Per default, all options are enabled—even if there is no configuration file (support).
Performance
The actual performance depends on multiple factors, such as how yoctofetch was built and the layout of the files on the system.
Build configuration
The recommended configuration for maximum performance is something like:
./configure CC=gcc CFLAGS="-march=x86-64-v3 -O2 -flto" LDFLAGS="-Wl,--strip-all" --disable-config-file
At this point, it is uncertain if there is any benefit to -flto. One has to
experiment with the flags a bit. On my system, this yields a binary 19K in size
which runs in < 230μs.
Also, -march=x86_64-v3 will not work on older CPUs and might have to be
replaced with -march=native or similar.
File layout
yoctofetch expects the data in files to be in a certain order or layout
and can read them faster if these expectations are met.
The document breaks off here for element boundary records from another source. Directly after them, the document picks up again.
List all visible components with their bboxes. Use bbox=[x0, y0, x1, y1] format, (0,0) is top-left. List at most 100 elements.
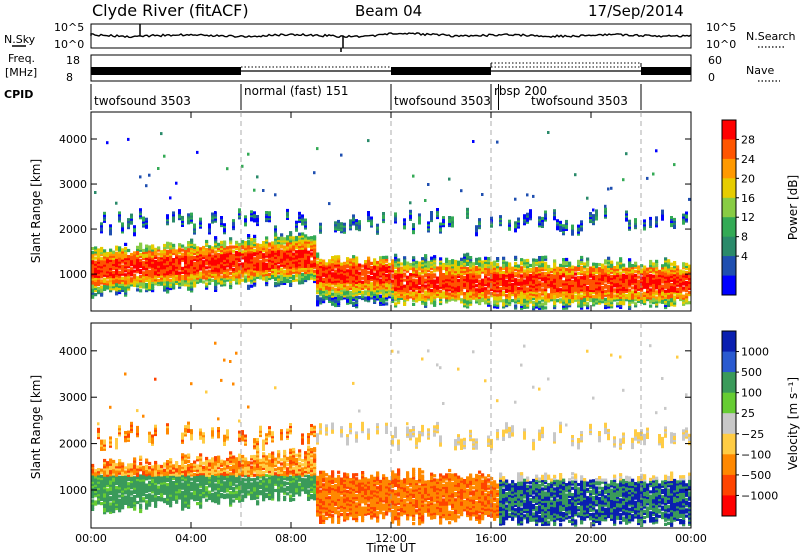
power-cell bbox=[118, 246, 122, 250]
velocity-cell bbox=[127, 484, 131, 488]
velocity-cell bbox=[103, 490, 107, 494]
power-cell bbox=[568, 294, 572, 298]
power-cell bbox=[424, 300, 428, 304]
power-cell bbox=[580, 228, 583, 232]
power-cell bbox=[343, 228, 346, 232]
power-cell bbox=[655, 149, 658, 153]
power-cell bbox=[253, 245, 257, 249]
power-cell bbox=[262, 245, 266, 249]
power-cell bbox=[349, 296, 353, 301]
power-cell bbox=[169, 264, 173, 268]
power-cell bbox=[442, 275, 446, 279]
power-cell bbox=[463, 267, 467, 271]
power-cell bbox=[385, 292, 389, 296]
power-cell bbox=[445, 284, 449, 288]
power-cell bbox=[307, 260, 311, 264]
power-cell bbox=[385, 298, 389, 302]
power-cell bbox=[379, 270, 383, 274]
power-cell bbox=[571, 295, 575, 300]
power-cell bbox=[448, 276, 452, 280]
power-cell bbox=[388, 279, 392, 283]
velocity-cell bbox=[124, 495, 128, 499]
power-cell bbox=[301, 277, 305, 281]
power-cell bbox=[322, 269, 326, 273]
power-cell bbox=[343, 286, 347, 290]
power-cell bbox=[412, 260, 416, 264]
power-cell bbox=[508, 221, 511, 225]
power-cell bbox=[520, 290, 524, 294]
power-cell bbox=[490, 288, 494, 292]
power-cell bbox=[136, 255, 140, 260]
power-cell bbox=[592, 262, 596, 266]
power-cell bbox=[334, 223, 337, 227]
power-cell bbox=[556, 293, 560, 297]
power-cell bbox=[340, 292, 344, 297]
power-cell bbox=[514, 298, 518, 302]
power-cell bbox=[556, 225, 559, 229]
power-cell bbox=[601, 291, 605, 296]
power-cell bbox=[112, 285, 116, 289]
power-cell bbox=[337, 263, 341, 267]
velocity-cell bbox=[136, 490, 140, 494]
power-cell bbox=[394, 261, 398, 265]
power-cell bbox=[259, 274, 263, 278]
power-cell bbox=[448, 294, 452, 298]
power-cell bbox=[274, 239, 278, 243]
power-cell bbox=[346, 269, 350, 273]
power-cell bbox=[529, 280, 533, 284]
power-cell bbox=[247, 284, 251, 288]
power-cell bbox=[160, 270, 164, 274]
power-cell bbox=[385, 267, 389, 271]
power-cell bbox=[196, 274, 200, 278]
power-cell bbox=[667, 291, 671, 295]
velocity-cell bbox=[94, 475, 98, 479]
power-cell bbox=[262, 253, 266, 257]
velocity-cell bbox=[127, 505, 131, 509]
power-cell bbox=[454, 270, 458, 274]
power-cell bbox=[277, 261, 281, 265]
power-cell bbox=[241, 254, 245, 258]
power-cell bbox=[601, 267, 605, 271]
power-cell bbox=[193, 280, 197, 284]
power-cell bbox=[151, 262, 155, 266]
power-cell bbox=[457, 260, 461, 264]
power-cell bbox=[595, 268, 599, 273]
velocity-cell bbox=[100, 481, 104, 485]
power-cell bbox=[460, 300, 464, 304]
power-cell bbox=[526, 303, 530, 307]
power-cell bbox=[229, 253, 233, 257]
power-cell bbox=[523, 301, 527, 305]
power-cell bbox=[421, 287, 425, 291]
velocity-cell bbox=[127, 434, 130, 438]
power-cell bbox=[148, 257, 152, 261]
power-cell bbox=[649, 298, 653, 302]
power-cell bbox=[118, 260, 122, 264]
power-cell bbox=[322, 287, 326, 291]
power-cell bbox=[562, 290, 566, 294]
power-cell bbox=[139, 275, 143, 279]
power-cell bbox=[157, 278, 161, 283]
power-cell bbox=[343, 290, 347, 294]
power-cell bbox=[544, 218, 547, 222]
power-cell bbox=[319, 281, 323, 285]
power-cell bbox=[319, 273, 323, 277]
power-cell bbox=[649, 278, 653, 282]
power-cell bbox=[301, 234, 305, 238]
power-cell bbox=[103, 213, 106, 217]
power-cell bbox=[466, 268, 470, 273]
power-cell bbox=[475, 284, 479, 288]
power-cell bbox=[196, 262, 200, 266]
power-cell bbox=[496, 265, 500, 269]
power-cell bbox=[484, 279, 488, 283]
power-cell bbox=[331, 264, 335, 268]
power-cell bbox=[616, 302, 620, 306]
power-cell bbox=[484, 264, 488, 268]
power-cell bbox=[325, 266, 329, 270]
power-cell bbox=[628, 280, 632, 284]
power-cell bbox=[577, 298, 581, 302]
power-cell bbox=[148, 263, 152, 267]
velocity-cell bbox=[127, 486, 131, 490]
power-cell bbox=[166, 284, 170, 288]
velocity-cell bbox=[109, 508, 113, 512]
power-cell bbox=[580, 278, 584, 282]
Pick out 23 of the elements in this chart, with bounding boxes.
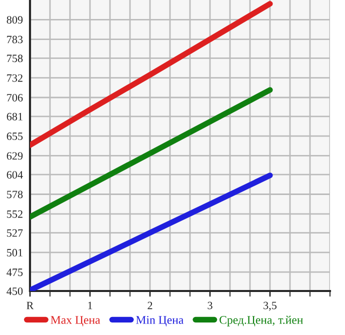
y-tick-label: 681	[6, 112, 22, 120]
y-tick-label: 578	[7, 190, 23, 198]
y-tick-label: 527	[7, 229, 23, 237]
legend-label: Min Цена	[136, 316, 184, 326]
y-tick-label: 706	[7, 94, 23, 102]
y-tick-label: 629	[6, 152, 23, 160]
legend-label: Max Цена	[50, 316, 100, 326]
legend-label: Сред.Цена, т.йен	[220, 316, 303, 326]
y-tick-label: 655	[6, 132, 23, 140]
y-tick-label: 450	[6, 287, 23, 295]
y-tick-label: 758	[7, 54, 23, 62]
x-tick-label: 1	[88, 302, 92, 310]
y-tick-label: 732	[7, 74, 22, 82]
x-tick-label: 2	[148, 302, 152, 310]
y-tick-label: 475	[6, 268, 23, 276]
y-tick-label: 604	[6, 171, 23, 179]
y-tick-label: 809	[6, 16, 23, 24]
x-tick-label: 3	[208, 302, 212, 310]
y-tick-label: 552	[7, 210, 22, 218]
y-tick-label: 501	[7, 248, 22, 256]
x-tick-label: 3,5	[264, 302, 277, 311]
y-tick-label: 783	[7, 36, 23, 44]
x-tick-label: R	[26, 302, 34, 310]
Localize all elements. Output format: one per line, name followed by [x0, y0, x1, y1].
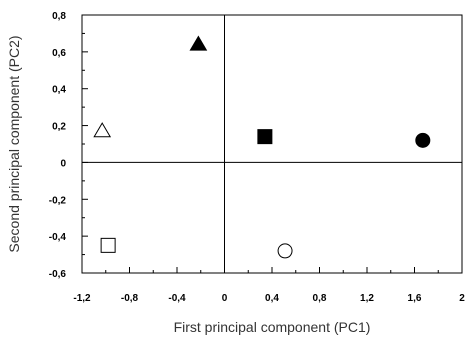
open-square-point: [100, 237, 116, 253]
open-triangle-point: [93, 122, 112, 138]
data-points: [93, 35, 431, 259]
y-tick-label: -0,4: [49, 232, 67, 243]
x-tick-label: -0,8: [121, 293, 139, 304]
y-tick-label: 0,2: [52, 122, 66, 133]
x-axis-ticks: -1,2 -0,8 -0,4 0 0,4 0,8 1,2 1,6 2: [73, 267, 465, 304]
y-tick-label: -0,6: [49, 269, 67, 280]
y-tick-label: 0,4: [52, 85, 66, 96]
x-tick-label: 0,8: [313, 293, 327, 304]
filled-square-point: [257, 129, 273, 145]
filled-circle-point: [415, 132, 431, 148]
y-tick-label: 0: [60, 158, 66, 169]
x-tick-label: -0,4: [168, 293, 186, 304]
x-tick-label: 2: [459, 293, 465, 304]
y-tick-label: 0,8: [52, 11, 66, 22]
x-tick-label: 1,2: [360, 293, 374, 304]
x-axis-title: First principal component (PC1): [174, 319, 371, 335]
filled-triangle-point: [189, 35, 208, 51]
x-tick-label: 0,4: [265, 293, 279, 304]
y-tick-label: -0,2: [49, 195, 67, 206]
y-axis-title: Second principal component (PC2): [6, 35, 22, 252]
open-circle-point: [277, 243, 293, 259]
x-tick-label: 1,6: [408, 293, 422, 304]
zero-lines: [82, 15, 462, 273]
y-axis-ticks: 0,8 0,6 0,4 0,2 0 -0,2 -0,4 -0,6: [49, 11, 88, 280]
x-tick-label: 0: [222, 293, 228, 304]
y-tick-label: 0,6: [52, 48, 66, 59]
x-tick-label: -1,2: [73, 293, 91, 304]
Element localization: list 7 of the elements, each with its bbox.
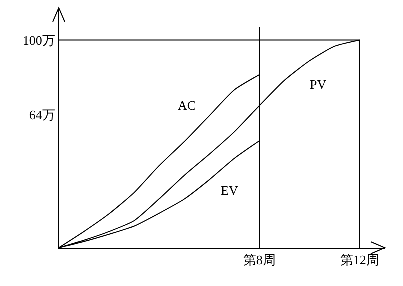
series-label: EV	[221, 183, 239, 198]
y-tick-label: 64万	[29, 108, 56, 123]
y-tick-label: 100万	[22, 32, 56, 48]
series-label: AC	[178, 98, 196, 113]
x-tick-label: 第12周	[340, 252, 380, 268]
series-label: PV	[310, 77, 328, 92]
x-tick-label: 第8周	[243, 252, 276, 268]
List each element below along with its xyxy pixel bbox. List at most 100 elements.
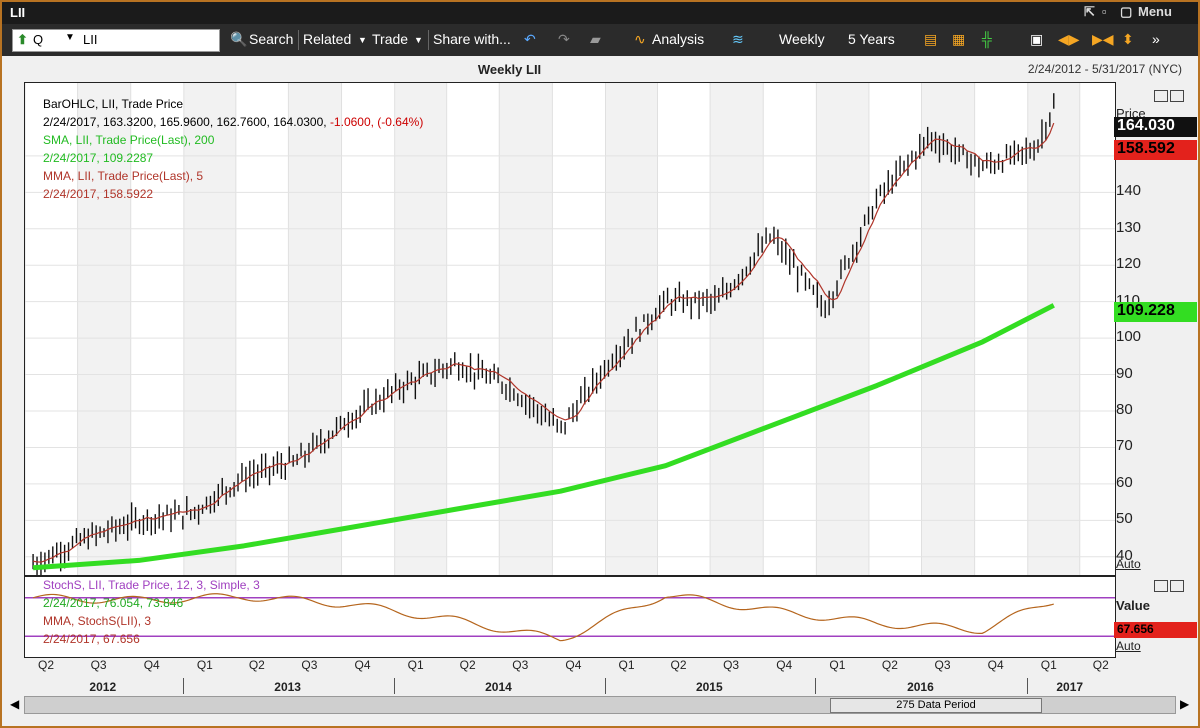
- scroll-thumb[interactable]: 275 Data Period: [830, 698, 1042, 713]
- quarter-label: Q4: [565, 658, 582, 672]
- panel-restore-icon[interactable]: [1154, 90, 1168, 102]
- legend-bar-values: 2/24/2017, 163.3200, 165.9600, 162.7600,…: [43, 115, 424, 129]
- quarter-label: Q2: [459, 658, 476, 672]
- scroll-left-icon[interactable]: ◀▶: [1058, 31, 1080, 47]
- year-label: 2017: [1056, 680, 1084, 694]
- quarter-band: [710, 83, 764, 575]
- pin-icon[interactable]: ⇱: [1084, 4, 1095, 19]
- chart-legend: BarOHLC, LII, Trade Price 2/24/2017, 163…: [43, 95, 423, 203]
- menu-button[interactable]: Menu: [1138, 4, 1172, 19]
- price-tick-label: 130: [1116, 218, 1142, 236]
- more-icon[interactable]: »: [1152, 31, 1160, 47]
- stoch-auto-button[interactable]: Auto: [1116, 639, 1141, 653]
- price-tick-label: 70: [1116, 437, 1133, 455]
- legend-mma-value: 2/24/2017, 158.5922: [43, 187, 154, 201]
- price-tick-label: 50: [1116, 510, 1133, 528]
- quarter-band: [921, 83, 975, 575]
- price-chart: [24, 83, 1115, 577]
- mma-flag: 158.592: [1114, 140, 1197, 160]
- price-tick-label: 40: [1116, 546, 1133, 564]
- stoch-chart: [25, 593, 1115, 642]
- stoch-restore-icon[interactable]: [1154, 580, 1168, 592]
- up-arrow-icon: ⬆: [17, 32, 28, 47]
- year-label: 2016: [907, 680, 934, 694]
- expand-icon[interactable]: ⬍: [1122, 31, 1134, 47]
- period-select[interactable]: 5 Years: [848, 31, 895, 47]
- share-button[interactable]: Share with...: [433, 31, 511, 47]
- zoom-icon[interactable]: ▶◀: [1092, 31, 1114, 47]
- sma-flag: 109.228: [1114, 302, 1197, 322]
- chevron-down-icon[interactable]: ▼: [358, 35, 367, 45]
- quarter-band: [1027, 83, 1080, 575]
- quarter-label: Q4: [987, 658, 1004, 672]
- time-scrollbar[interactable]: 275 Data Period: [24, 696, 1176, 714]
- layout-icon[interactable]: ▣: [1030, 31, 1044, 47]
- quarter-label: Q4: [354, 658, 371, 672]
- year-divider: [182, 678, 184, 694]
- window-title: LII: [10, 5, 26, 20]
- scroll-left-arrow[interactable]: ◀: [10, 697, 20, 711]
- analysis-button[interactable]: Analysis: [652, 31, 705, 47]
- stoch-plot[interactable]: StochS, LII, Trade Price, 12, 3, Simple,…: [24, 576, 1116, 658]
- studies-icon[interactable]: ≋: [732, 31, 744, 47]
- year-divider: [1026, 678, 1028, 694]
- symbol-input[interactable]: ⬆ Q ▼ LII: [12, 29, 220, 52]
- quarter-band: [394, 83, 447, 575]
- last-price-flag: 164.030: [1114, 117, 1197, 137]
- quarter-label: Q3: [90, 658, 107, 672]
- quarter-label: Q3: [723, 658, 740, 672]
- legend-bar-label: BarOHLC, LII, Trade Price: [43, 97, 184, 111]
- maximize-icon[interactable]: ▢: [1120, 4, 1133, 19]
- quarter-label: Q2: [38, 658, 55, 672]
- stoch-label: StochS, LII, Trade Price, 12, 3, Simple,…: [43, 578, 260, 592]
- folder-icon[interactable]: ▰: [590, 31, 601, 47]
- price-plot[interactable]: BarOHLC, LII, Trade Price 2/24/2017, 163…: [24, 82, 1116, 577]
- chart-type-icon[interactable]: ▤: [924, 31, 938, 47]
- quarter-label: Q3: [512, 658, 529, 672]
- quarter-label: Q4: [776, 658, 793, 672]
- panel-close-icon[interactable]: [1170, 90, 1184, 102]
- year-label: 2014: [485, 680, 512, 694]
- search-button[interactable]: Search: [249, 31, 294, 47]
- quarter-label: Q1: [618, 658, 635, 672]
- price-tick-label: 80: [1116, 401, 1133, 418]
- symbol-value: LII: [83, 32, 98, 47]
- chevron-down-icon[interactable]: ▼: [414, 35, 423, 45]
- stoch-mma-label: MMA, StochS(LII), 3: [43, 614, 152, 628]
- dropdown-icon[interactable]: ▼: [65, 32, 75, 43]
- stoch-axis-label: Value: [1116, 598, 1150, 613]
- time-axis: Q2 Q3 Q4 Q1 Q2 Q3 Q4 Q1 Q2 Q3 Q4 Q1 Q2 Q3 Q4 Q1 Q2 Q3 Q4 Q1…: [2, 656, 1198, 696]
- quarter-label: Q4: [143, 658, 160, 672]
- drawing-icon[interactable]: ▦: [952, 31, 966, 47]
- stoch-value: 2/24/2017, 76.054, 73.846: [43, 596, 184, 610]
- search-icon[interactable]: 🔍: [230, 31, 248, 47]
- quarter-band: [77, 83, 131, 575]
- quarter-label: Q3: [301, 658, 318, 672]
- price-tick-label: 120: [1116, 255, 1142, 273]
- scroll-right-arrow[interactable]: ▶: [1180, 697, 1190, 711]
- year-label: 2015: [695, 680, 723, 694]
- quarter-label: Q3: [934, 658, 951, 672]
- quarter-band: [816, 83, 869, 575]
- minimize-icon[interactable]: ▫: [1102, 4, 1107, 19]
- year-divider: [815, 678, 817, 694]
- stoch-legend: StochS, LII, Trade Price, 12, 3, Simple,…: [43, 576, 260, 648]
- quarter-label: Q2: [881, 658, 898, 672]
- quarter-band: [288, 83, 342, 575]
- analysis-icon[interactable]: ∿: [634, 31, 646, 47]
- stoch-line: [32, 593, 1054, 642]
- price-tick-label: 60: [1116, 473, 1133, 491]
- redo-icon[interactable]: ↷: [558, 31, 570, 47]
- legend-mma-label: MMA, LII, Trade Price(Last), 5: [43, 169, 204, 183]
- quarter-label: Q2: [670, 658, 687, 672]
- quarter-label: Q1: [829, 658, 846, 672]
- stoch-close-icon[interactable]: [1170, 580, 1184, 592]
- year-divider: [393, 678, 395, 694]
- related-button[interactable]: Related: [303, 31, 352, 47]
- crosshair-icon[interactable]: ╬: [982, 31, 992, 47]
- interval-select[interactable]: Weekly: [779, 31, 825, 47]
- undo-icon[interactable]: ↶: [524, 31, 536, 47]
- trade-button[interactable]: Trade: [372, 31, 409, 47]
- auto-scale-button[interactable]: Auto: [1116, 557, 1141, 571]
- stoch-flag: 67.656: [1114, 622, 1197, 638]
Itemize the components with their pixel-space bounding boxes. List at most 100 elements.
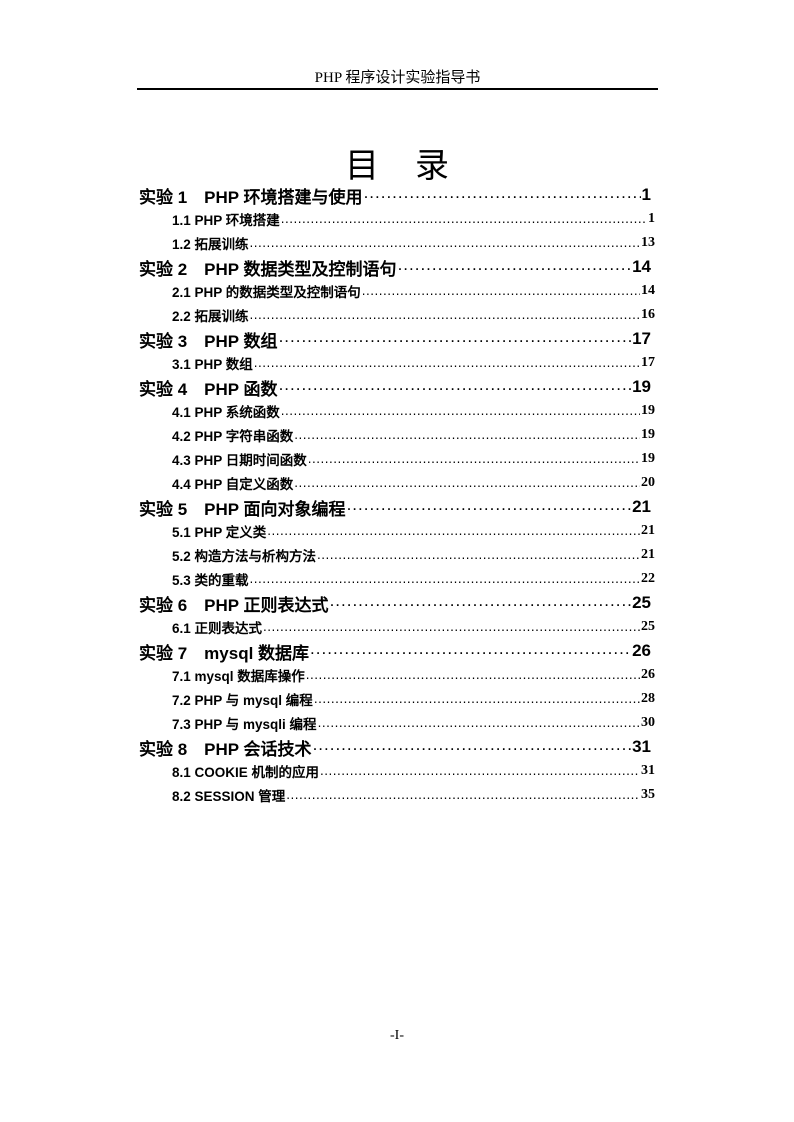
toc-entry-label: 4.3 PHP 日期时间函数 — [172, 453, 307, 468]
dot-leader — [308, 447, 640, 471]
toc-entry-label: 8.1 COOKIE 机制的应用 — [172, 765, 320, 780]
toc-entry-label: 2.1 PHP 的数据类型及控制语句 — [172, 285, 361, 300]
dot-leader — [314, 687, 640, 711]
toc-section-entry[interactable]: 2.1 PHP 的数据类型及控制语句 14 — [172, 279, 655, 303]
header-rule — [137, 88, 658, 90]
dot-leader — [281, 207, 647, 231]
page-title: 目录 — [0, 138, 794, 187]
toc-entry-label: 4.2 PHP 字符串函数 — [172, 429, 294, 444]
dot-leader — [250, 303, 640, 327]
toc-entry-label: 5.2 构造方法与析构方法 — [172, 549, 317, 564]
dot-leader — [347, 495, 632, 519]
toc-section-entry[interactable]: 1.1 PHP 环境搭建 1 — [172, 207, 655, 231]
toc-page-number: 26 — [632, 641, 651, 660]
dot-leader — [294, 423, 640, 447]
toc-section-entry[interactable]: 1.2 拓展训练 13 — [172, 231, 655, 255]
page-number-footer: -I- — [390, 1028, 404, 1043]
dot-leader — [281, 399, 640, 423]
toc-section-entry[interactable]: 2.2 拓展训练 16 — [172, 303, 655, 327]
toc-page-number: 19 — [641, 427, 655, 442]
toc-page-number: 30 — [641, 715, 655, 730]
toc-section-entry[interactable]: 4.2 PHP 字符串函数 19 — [172, 423, 655, 447]
toc-page-number: 21 — [632, 497, 651, 516]
toc-page-number: 19 — [632, 377, 651, 396]
toc-section-entry[interactable]: 4.1 PHP 系统函数 19 — [172, 399, 655, 423]
toc-chapter-entry[interactable]: 实验 4 PHP 函数 19 — [139, 375, 651, 399]
toc-page-number: 25 — [641, 619, 655, 634]
dot-leader — [286, 783, 640, 807]
toc-section-entry[interactable]: 7.1 mysql 数据库操作 26 — [172, 663, 655, 687]
toc-page-number: 21 — [641, 523, 655, 538]
toc-entry-label: 7.2 PHP 与 mysql 编程 — [172, 693, 313, 708]
toc-page-number: 22 — [641, 571, 655, 586]
dot-leader — [254, 351, 640, 375]
toc-entry-label: 1.2 拓展训练 — [172, 237, 249, 252]
running-header: PHP 程序设计实验指导书 — [314, 70, 481, 86]
toc-page-number: 28 — [641, 691, 655, 706]
toc-section-entry[interactable]: 6.1 正则表达式 25 — [172, 615, 655, 639]
toc-section-entry[interactable]: 4.4 PHP 自定义函数 20 — [172, 471, 655, 495]
dot-leader — [294, 471, 640, 495]
toc-page-number: 17 — [641, 355, 655, 370]
toc-entry-label: 实验 8 PHP 会话技术 — [139, 739, 312, 759]
toc-section-entry[interactable]: 4.3 PHP 日期时间函数 19 — [172, 447, 655, 471]
toc-section-entry[interactable]: 8.2 SESSION 管理 35 — [172, 783, 655, 807]
dot-leader — [398, 255, 632, 279]
toc-chapter-entry[interactable]: 实验 7 mysql 数据库 26 — [139, 639, 651, 663]
toc-section-entry[interactable]: 5.2 构造方法与析构方法 21 — [172, 543, 655, 567]
toc-chapter-entry[interactable]: 实验 3 PHP 数组 17 — [139, 327, 651, 351]
dot-leader — [317, 543, 640, 567]
toc-chapter-entry[interactable]: 实验 6 PHP 正则表达式 25 — [139, 591, 651, 615]
toc-chapter-entry[interactable]: 实验 1 PHP 环境搭建与使用 1 — [139, 183, 651, 207]
toc-page-number: 1 — [641, 185, 651, 204]
toc-page-number: 14 — [632, 257, 651, 276]
dot-leader — [330, 591, 632, 615]
dot-leader — [267, 519, 640, 543]
toc-section-entry[interactable]: 3.1 PHP 数组 17 — [172, 351, 655, 375]
toc-entry-label: 2.2 拓展训练 — [172, 309, 249, 324]
toc-chapter-entry[interactable]: 实验 8 PHP 会话技术 31 — [139, 735, 651, 759]
toc-entry-label: 实验 7 mysql 数据库 — [139, 643, 310, 663]
toc-entry-label: 实验 2 PHP 数据类型及控制语句 — [139, 259, 397, 279]
toc-entry-label: 1.1 PHP 环境搭建 — [172, 213, 280, 228]
dot-leader — [310, 639, 631, 663]
toc-entry-label: 3.1 PHP 数组 — [172, 357, 253, 372]
toc-page-number: 31 — [632, 737, 651, 756]
toc-page-number: 20 — [641, 475, 655, 490]
dot-leader — [313, 735, 632, 759]
toc-section-entry[interactable]: 7.2 PHP 与 mysql 编程 28 — [172, 687, 655, 711]
toc-entry-label: 5.1 PHP 定义类 — [172, 525, 267, 540]
title-char-2: 录 — [415, 146, 449, 186]
toc-entry-label: 实验 3 PHP 数组 — [139, 331, 278, 351]
toc-page-number: 21 — [641, 547, 655, 562]
dot-leader — [250, 567, 640, 591]
dot-leader — [279, 327, 632, 351]
dot-leader — [318, 711, 640, 735]
toc-entry-label: 7.1 mysql 数据库操作 — [172, 669, 305, 684]
title-char-1: 目 — [345, 146, 379, 186]
toc-page-number: 35 — [641, 787, 655, 802]
table-of-contents: 实验 1 PHP 环境搭建与使用 1 1.1 PHP 环境搭建 1 1.2 拓展训练 13… — [0, 183, 794, 807]
toc-page-number: 16 — [641, 307, 655, 322]
toc-page-number: 25 — [632, 593, 651, 612]
toc-page-number: 31 — [641, 763, 655, 778]
toc-entry-label: 5.3 类的重载 — [172, 573, 249, 588]
toc-page-number: 13 — [641, 235, 655, 250]
toc-page-number: 26 — [641, 667, 655, 682]
toc-entry-label: 4.1 PHP 系统函数 — [172, 405, 280, 420]
toc-page-number: 19 — [641, 451, 655, 466]
toc-entry-label: 7.3 PHP 与 mysqli 编程 — [172, 717, 317, 732]
toc-chapter-entry[interactable]: 实验 2 PHP 数据类型及控制语句 14 — [139, 255, 651, 279]
dot-leader — [263, 615, 640, 639]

For the configuration file, this is usually under the control of the user and it is therefor recommended to keep the values in the configuration file in their default order.
This does not work for system files like /etc/os-release though.
So performance will vary, even on the same hardware if a different LinuxTM distro
is installed.
Benchmarks
Run with hyperfine on a laptop with AMD Ryzen 7 5825U CPU.
| Fetch | Mean (μs) | Min (μs) | Max (μs) | Relative |
|---|---|---|---|---|
yoctofetch |
217.6 ± 37.7 |
164.5 |
678.2 |
1 |
microfetch |
884.4 ± 85.8 |
645.3 |
1431.9 |
4.06 ± 0.81 |
macchina |
3100 ± 300 |
2600 |
4800 |
14.19 ± 2.77 |
uwufetch |
16800 ± 600 |
16100 |
20200 |
77.42 ± 13.75 |
fastfetch |
33400 ± 1500 |
30200 |
37400 |
153.71 ± 27.48 |
pfetch |
89100 ± 2800 |
84500 |
96400 |
409.27 ± 72.11 |
ufetch |
101200 ± 3700 |
98200 |
114500 |
464.91 ± 82.37 |
screenfetch |
243900 ± 3100 |
24000 |
25000 |
1120.85 ± 194.94 |
neofetch |
288200 ± 13800 |
270200 |
309100 |
1324.64 ± 238.35 |
Maintainers
-
Luca Kredel (luca dot kredel at web dot de)
Contributing
Open to pull requests, as long as they are written by humans and not LLMs.
See the contribution guidelines for details.
If you’ve found a bug or have a feature request, please open an issue on Codeberg.
License
All source code is provided under the terms of the GPL-3.0-or-later license.